Seadrill guided to 2026 capital expenditures and long-term maintenance of $200 million to $240 million, which management described as a “significant step down” from the prior two years. Creed said the company expects an “inflection to strong cash flow generation” in the middle of 2026 after contracts commence and associated readiness capex and working capital investments subside.
In response to analyst questions, Johnson said he expects day rates to move higher than current levels as the market tightens, suggesting higher rates could be seen in 2026 and emphasizing that the path may not be “smooth” as operators and contractors work through near-term availability and scheduling.
Asked about Brazil and Petrobras “blend and extend” discussions, Johnson said Seadrill continues to have “really positive discussions” but does not control timing. Creed added that guidance is based on the “best information available” when the forecast was prepared.
On stacked rigs, Johnson said there was “nothing really to share” at this time. He described West Eclipse as a long-term stacked, low-spec asset with material reactivation investment needs and lower competitiveness, while calling West Phoenix and West Aquarius higher-spec but still burdened by high reactivation costs. Management said reactivation would require the right work term and a customer contribution to help defray capital investment.
Johnson also addressed industry consolidation, calling it “healthy” and saying Seadrill expects to be the third-largest deepwater driller following a peer transaction. He said the company would remain disciplined in evaluating any potential consolidation opportunities within its capital allocation framework.
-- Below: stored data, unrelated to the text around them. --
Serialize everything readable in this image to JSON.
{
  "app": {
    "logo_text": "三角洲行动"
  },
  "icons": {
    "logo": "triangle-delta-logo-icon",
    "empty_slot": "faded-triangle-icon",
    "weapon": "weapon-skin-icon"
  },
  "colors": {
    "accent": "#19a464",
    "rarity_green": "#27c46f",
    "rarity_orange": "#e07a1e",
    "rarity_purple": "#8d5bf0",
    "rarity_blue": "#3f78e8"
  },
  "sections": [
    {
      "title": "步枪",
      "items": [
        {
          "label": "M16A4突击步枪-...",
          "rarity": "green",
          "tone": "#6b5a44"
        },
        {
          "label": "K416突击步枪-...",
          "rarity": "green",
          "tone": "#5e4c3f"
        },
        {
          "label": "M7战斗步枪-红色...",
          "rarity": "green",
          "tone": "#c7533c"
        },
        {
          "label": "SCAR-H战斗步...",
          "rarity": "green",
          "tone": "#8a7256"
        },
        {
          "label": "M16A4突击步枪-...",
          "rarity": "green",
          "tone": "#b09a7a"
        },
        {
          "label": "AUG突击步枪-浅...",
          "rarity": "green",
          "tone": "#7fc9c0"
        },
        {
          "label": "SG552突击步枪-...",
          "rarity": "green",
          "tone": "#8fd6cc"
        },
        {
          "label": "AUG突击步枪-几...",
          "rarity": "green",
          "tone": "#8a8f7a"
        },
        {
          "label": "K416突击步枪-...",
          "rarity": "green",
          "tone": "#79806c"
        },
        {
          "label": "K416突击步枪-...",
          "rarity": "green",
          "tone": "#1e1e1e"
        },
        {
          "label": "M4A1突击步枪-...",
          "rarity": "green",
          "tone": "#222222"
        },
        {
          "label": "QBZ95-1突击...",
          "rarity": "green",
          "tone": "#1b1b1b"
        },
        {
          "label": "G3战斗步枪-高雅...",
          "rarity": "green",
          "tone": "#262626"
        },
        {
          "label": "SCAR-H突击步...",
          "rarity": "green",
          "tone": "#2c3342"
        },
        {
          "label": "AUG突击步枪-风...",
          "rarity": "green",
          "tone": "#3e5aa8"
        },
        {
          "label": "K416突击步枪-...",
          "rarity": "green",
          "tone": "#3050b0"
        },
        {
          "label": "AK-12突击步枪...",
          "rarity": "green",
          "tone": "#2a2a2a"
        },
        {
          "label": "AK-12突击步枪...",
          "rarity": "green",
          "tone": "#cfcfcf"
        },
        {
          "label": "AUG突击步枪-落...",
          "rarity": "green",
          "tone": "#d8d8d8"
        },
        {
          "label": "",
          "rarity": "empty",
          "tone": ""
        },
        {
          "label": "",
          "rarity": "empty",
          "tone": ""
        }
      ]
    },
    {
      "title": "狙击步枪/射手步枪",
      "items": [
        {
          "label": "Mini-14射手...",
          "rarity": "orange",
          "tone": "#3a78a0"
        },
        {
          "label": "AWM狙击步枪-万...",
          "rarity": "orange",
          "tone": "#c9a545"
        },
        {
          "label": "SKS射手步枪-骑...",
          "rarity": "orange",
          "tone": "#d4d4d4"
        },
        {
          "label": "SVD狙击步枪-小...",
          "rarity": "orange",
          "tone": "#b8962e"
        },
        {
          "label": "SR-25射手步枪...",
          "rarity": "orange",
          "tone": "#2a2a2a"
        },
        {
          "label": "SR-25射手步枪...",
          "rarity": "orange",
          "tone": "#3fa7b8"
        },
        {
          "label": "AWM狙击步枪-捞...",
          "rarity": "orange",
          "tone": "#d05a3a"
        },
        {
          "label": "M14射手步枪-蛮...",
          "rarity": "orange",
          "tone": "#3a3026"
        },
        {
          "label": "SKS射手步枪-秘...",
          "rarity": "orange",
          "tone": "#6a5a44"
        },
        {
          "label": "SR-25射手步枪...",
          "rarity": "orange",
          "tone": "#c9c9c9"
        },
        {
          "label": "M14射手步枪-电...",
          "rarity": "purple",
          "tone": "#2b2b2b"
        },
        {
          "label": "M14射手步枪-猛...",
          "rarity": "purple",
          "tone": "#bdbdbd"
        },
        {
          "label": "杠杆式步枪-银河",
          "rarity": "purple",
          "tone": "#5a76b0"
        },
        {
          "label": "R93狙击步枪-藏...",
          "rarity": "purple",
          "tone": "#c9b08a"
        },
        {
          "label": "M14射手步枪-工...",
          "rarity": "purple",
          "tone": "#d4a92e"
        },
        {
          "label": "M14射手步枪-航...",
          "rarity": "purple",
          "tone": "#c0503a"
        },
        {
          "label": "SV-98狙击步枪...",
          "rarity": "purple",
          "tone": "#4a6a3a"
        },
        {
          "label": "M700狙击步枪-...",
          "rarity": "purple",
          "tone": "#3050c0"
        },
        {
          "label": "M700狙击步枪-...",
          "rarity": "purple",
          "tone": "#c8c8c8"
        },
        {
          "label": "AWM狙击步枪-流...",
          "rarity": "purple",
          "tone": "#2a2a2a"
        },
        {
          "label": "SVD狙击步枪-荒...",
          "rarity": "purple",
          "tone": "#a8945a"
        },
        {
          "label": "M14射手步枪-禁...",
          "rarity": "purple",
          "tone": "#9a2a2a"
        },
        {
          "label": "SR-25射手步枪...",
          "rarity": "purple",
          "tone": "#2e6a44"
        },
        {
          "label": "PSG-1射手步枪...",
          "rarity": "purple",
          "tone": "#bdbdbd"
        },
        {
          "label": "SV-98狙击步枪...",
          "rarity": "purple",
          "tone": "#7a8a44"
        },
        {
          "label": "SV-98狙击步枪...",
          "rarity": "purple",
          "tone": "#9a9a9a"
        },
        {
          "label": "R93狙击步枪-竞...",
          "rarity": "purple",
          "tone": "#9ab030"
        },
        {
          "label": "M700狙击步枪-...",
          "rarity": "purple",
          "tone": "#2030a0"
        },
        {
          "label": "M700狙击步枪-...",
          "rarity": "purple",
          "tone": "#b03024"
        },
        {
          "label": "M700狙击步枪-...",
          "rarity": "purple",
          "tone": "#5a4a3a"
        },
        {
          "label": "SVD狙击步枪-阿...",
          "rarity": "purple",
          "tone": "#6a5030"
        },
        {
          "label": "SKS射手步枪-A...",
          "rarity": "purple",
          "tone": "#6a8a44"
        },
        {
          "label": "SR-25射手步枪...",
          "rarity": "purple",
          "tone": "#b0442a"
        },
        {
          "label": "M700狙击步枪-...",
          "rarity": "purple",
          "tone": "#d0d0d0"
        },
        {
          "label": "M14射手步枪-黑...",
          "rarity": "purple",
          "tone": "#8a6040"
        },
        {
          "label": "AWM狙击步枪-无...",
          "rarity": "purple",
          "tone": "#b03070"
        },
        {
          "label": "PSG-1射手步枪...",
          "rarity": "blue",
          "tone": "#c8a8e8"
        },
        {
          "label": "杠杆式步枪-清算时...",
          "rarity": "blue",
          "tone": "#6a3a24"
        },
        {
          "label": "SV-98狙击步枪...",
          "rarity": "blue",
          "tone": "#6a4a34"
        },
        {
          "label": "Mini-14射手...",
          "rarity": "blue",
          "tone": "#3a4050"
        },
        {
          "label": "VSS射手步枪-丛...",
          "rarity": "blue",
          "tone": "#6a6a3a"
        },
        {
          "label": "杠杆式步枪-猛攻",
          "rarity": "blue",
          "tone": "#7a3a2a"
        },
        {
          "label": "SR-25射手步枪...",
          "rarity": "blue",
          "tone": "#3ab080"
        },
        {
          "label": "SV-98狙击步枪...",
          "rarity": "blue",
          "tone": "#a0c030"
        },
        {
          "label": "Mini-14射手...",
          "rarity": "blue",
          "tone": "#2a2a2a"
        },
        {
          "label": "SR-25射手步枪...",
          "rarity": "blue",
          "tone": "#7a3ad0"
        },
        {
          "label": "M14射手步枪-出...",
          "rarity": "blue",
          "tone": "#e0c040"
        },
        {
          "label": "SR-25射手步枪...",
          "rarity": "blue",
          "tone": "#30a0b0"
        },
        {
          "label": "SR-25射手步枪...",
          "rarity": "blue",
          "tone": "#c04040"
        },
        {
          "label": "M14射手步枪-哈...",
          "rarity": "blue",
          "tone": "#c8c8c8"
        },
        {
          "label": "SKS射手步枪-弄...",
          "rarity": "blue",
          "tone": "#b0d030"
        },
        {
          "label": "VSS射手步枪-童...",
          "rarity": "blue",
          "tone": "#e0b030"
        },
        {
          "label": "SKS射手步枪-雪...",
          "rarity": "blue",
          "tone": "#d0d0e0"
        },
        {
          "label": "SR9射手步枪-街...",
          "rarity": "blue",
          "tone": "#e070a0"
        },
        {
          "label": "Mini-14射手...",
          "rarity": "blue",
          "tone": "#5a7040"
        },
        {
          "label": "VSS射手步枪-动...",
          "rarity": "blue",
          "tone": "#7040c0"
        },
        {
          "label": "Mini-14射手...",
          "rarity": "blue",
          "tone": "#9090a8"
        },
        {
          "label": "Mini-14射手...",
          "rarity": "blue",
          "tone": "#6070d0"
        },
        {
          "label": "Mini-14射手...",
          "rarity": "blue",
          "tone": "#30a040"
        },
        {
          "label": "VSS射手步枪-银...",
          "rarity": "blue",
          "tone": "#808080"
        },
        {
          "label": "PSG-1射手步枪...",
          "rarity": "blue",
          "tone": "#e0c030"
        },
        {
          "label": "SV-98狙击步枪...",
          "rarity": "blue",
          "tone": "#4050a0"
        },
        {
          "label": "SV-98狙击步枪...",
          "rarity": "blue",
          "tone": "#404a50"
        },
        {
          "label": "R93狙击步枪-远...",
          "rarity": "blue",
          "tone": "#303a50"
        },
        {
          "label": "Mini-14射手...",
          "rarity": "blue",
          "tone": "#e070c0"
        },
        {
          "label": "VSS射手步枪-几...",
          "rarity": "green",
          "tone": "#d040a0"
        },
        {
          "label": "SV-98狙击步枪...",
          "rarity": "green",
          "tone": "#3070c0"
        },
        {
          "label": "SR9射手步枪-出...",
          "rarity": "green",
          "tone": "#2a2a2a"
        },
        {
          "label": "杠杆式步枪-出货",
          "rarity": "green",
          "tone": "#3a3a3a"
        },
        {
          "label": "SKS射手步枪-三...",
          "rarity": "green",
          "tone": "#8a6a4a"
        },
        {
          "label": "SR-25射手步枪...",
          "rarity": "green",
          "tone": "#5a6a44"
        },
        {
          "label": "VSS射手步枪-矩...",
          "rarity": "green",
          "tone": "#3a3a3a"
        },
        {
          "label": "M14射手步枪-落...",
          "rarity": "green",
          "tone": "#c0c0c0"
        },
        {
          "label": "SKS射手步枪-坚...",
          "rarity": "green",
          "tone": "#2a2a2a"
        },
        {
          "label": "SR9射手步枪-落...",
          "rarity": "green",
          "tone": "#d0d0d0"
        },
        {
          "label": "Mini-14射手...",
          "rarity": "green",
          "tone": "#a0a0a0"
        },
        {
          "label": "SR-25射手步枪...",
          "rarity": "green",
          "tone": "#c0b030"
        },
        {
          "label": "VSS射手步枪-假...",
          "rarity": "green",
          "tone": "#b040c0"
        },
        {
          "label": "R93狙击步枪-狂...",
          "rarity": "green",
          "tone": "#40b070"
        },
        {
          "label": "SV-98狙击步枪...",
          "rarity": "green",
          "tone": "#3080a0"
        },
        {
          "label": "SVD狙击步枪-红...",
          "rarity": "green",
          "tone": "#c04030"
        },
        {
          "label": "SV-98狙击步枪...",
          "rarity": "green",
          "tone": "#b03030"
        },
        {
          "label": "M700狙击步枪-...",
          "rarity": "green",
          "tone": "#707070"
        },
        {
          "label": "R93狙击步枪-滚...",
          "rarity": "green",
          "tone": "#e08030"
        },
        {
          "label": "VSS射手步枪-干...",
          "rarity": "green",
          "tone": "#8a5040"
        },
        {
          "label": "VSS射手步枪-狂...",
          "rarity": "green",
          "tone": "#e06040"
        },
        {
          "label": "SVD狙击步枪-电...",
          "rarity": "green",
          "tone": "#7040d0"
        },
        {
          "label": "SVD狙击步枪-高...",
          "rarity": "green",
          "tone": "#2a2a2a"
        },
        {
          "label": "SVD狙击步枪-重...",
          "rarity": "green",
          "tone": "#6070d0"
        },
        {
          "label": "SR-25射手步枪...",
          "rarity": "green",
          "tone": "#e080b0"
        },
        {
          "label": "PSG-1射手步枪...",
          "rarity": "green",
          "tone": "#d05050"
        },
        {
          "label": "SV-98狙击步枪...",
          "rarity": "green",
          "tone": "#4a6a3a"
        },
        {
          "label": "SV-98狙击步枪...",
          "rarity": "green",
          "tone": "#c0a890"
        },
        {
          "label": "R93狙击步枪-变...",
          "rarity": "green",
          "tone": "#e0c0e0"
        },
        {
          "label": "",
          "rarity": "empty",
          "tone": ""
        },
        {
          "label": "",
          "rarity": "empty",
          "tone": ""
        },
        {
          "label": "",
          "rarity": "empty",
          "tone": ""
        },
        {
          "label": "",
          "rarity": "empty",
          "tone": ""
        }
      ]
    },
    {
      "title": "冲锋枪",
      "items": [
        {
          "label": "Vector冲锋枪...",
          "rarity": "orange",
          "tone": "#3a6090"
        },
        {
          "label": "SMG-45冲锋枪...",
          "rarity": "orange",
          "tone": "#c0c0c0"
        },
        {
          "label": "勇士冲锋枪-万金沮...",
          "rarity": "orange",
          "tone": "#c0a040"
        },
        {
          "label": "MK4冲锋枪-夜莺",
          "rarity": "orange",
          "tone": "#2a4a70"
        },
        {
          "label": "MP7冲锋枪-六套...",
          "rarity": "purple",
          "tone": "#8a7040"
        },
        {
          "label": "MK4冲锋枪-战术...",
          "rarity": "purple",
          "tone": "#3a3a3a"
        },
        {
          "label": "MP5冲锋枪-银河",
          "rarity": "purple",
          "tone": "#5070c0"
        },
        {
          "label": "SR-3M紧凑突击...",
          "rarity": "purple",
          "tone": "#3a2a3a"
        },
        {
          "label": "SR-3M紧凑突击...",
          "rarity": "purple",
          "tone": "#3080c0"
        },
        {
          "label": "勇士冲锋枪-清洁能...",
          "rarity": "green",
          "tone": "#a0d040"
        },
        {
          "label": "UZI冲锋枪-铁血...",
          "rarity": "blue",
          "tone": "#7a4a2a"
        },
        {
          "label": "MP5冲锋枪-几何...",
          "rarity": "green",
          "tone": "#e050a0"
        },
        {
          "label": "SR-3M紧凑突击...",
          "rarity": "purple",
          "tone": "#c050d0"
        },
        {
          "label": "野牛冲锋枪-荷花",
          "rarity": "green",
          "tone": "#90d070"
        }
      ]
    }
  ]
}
Seadrill Limited, trading on the New York Stock Exchange under the symbol SDRL, is a leading provider of offshore drilling services to the global oil and gas industry. The company specializes in the design, construction, deployment and operation of mobile offshore drilling units, serving major exploration and production companies with turnkey drilling solutions.
Seadrill’s fleet comprises ultra-deepwater drillships, semi-submersible rigs and high-specification jack-up units capable of operating in some of the world’s most challenging offshore environments.